Este mecanismo socioeconómico, especialmente presente en Estados Unidos, es una de las principales razones por las que la terapia del "yo" y la centralidad de las emociones se hayan instalado con tantísima fuerza en las aulas y hayan provocado infantilización, hiperprotección y, como dependemos de niños, una preocupante regulación de la libertad de expresión. La sociedad de atención al cliente ha ido transformando la universidad en una empresa con intereses propios, y al estudiante en un cliente y, consecuentemente, en alguien merecedor de toda la escucha.

"La infantilización del universitario, y el estatus hacia el que está evolucionando en el mundo de la educación superior (menos estudiante que consumidor) -asegura Caitlin Flanagan-, es alguien cuyos caprichos y afectos (políticos, sexuales, pseudointelectuales) deben ser constantemente apoyados y defendidos.
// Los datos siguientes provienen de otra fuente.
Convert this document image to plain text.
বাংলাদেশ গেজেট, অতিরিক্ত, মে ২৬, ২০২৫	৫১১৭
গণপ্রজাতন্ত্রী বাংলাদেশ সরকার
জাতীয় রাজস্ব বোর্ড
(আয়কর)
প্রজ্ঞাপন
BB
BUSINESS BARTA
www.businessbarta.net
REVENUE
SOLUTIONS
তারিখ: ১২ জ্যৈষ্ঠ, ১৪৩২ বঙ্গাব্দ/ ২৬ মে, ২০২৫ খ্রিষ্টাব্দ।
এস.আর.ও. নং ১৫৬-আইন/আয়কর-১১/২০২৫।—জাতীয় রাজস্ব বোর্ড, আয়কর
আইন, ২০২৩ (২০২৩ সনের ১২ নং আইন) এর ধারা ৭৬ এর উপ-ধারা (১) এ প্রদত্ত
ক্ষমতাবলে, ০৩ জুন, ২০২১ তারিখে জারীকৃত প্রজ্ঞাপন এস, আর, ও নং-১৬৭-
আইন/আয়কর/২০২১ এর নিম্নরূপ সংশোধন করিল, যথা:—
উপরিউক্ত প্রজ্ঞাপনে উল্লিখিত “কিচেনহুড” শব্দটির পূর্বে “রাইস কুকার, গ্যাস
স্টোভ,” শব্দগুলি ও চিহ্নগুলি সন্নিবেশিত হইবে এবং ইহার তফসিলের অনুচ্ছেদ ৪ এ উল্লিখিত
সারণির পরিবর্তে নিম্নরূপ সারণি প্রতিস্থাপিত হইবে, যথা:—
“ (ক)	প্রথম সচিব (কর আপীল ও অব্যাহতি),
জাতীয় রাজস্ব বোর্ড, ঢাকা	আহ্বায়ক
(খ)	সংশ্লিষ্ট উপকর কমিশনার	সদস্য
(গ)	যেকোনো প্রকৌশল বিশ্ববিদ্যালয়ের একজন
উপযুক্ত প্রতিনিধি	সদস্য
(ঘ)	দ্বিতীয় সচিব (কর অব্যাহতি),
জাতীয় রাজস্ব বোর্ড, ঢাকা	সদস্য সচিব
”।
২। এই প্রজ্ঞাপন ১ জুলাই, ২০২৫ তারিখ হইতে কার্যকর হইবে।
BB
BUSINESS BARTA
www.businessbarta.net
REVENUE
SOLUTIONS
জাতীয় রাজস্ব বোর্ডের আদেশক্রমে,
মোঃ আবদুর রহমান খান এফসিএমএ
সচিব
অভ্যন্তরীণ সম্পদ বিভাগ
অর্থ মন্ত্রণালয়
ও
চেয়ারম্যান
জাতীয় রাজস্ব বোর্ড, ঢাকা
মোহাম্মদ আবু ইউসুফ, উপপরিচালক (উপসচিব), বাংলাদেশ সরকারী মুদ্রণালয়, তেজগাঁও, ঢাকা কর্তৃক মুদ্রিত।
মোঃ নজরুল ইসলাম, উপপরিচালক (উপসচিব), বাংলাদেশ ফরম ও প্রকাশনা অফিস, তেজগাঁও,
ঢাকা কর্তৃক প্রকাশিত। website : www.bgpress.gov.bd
Para entender este cambio, ayuda pensar en la universidad no como una institución que busca objetivos educativos, sino como el resort con todo incluido en el que se ha convertido en los últimos años".

Al asignar al alumno el papel de cliente al que "no molestar" cuando coloque el cartel en su puerta -de ahí lo potente de la imagen de Flanagan-, la relación pedagógica cambia de forma radical: ya no se mide lo que aprende, se mide su nivel de satisfacción; ya no se le ayuda, se le hiperprotege; ya no se le escucha ni se le rebate, se le da la razón.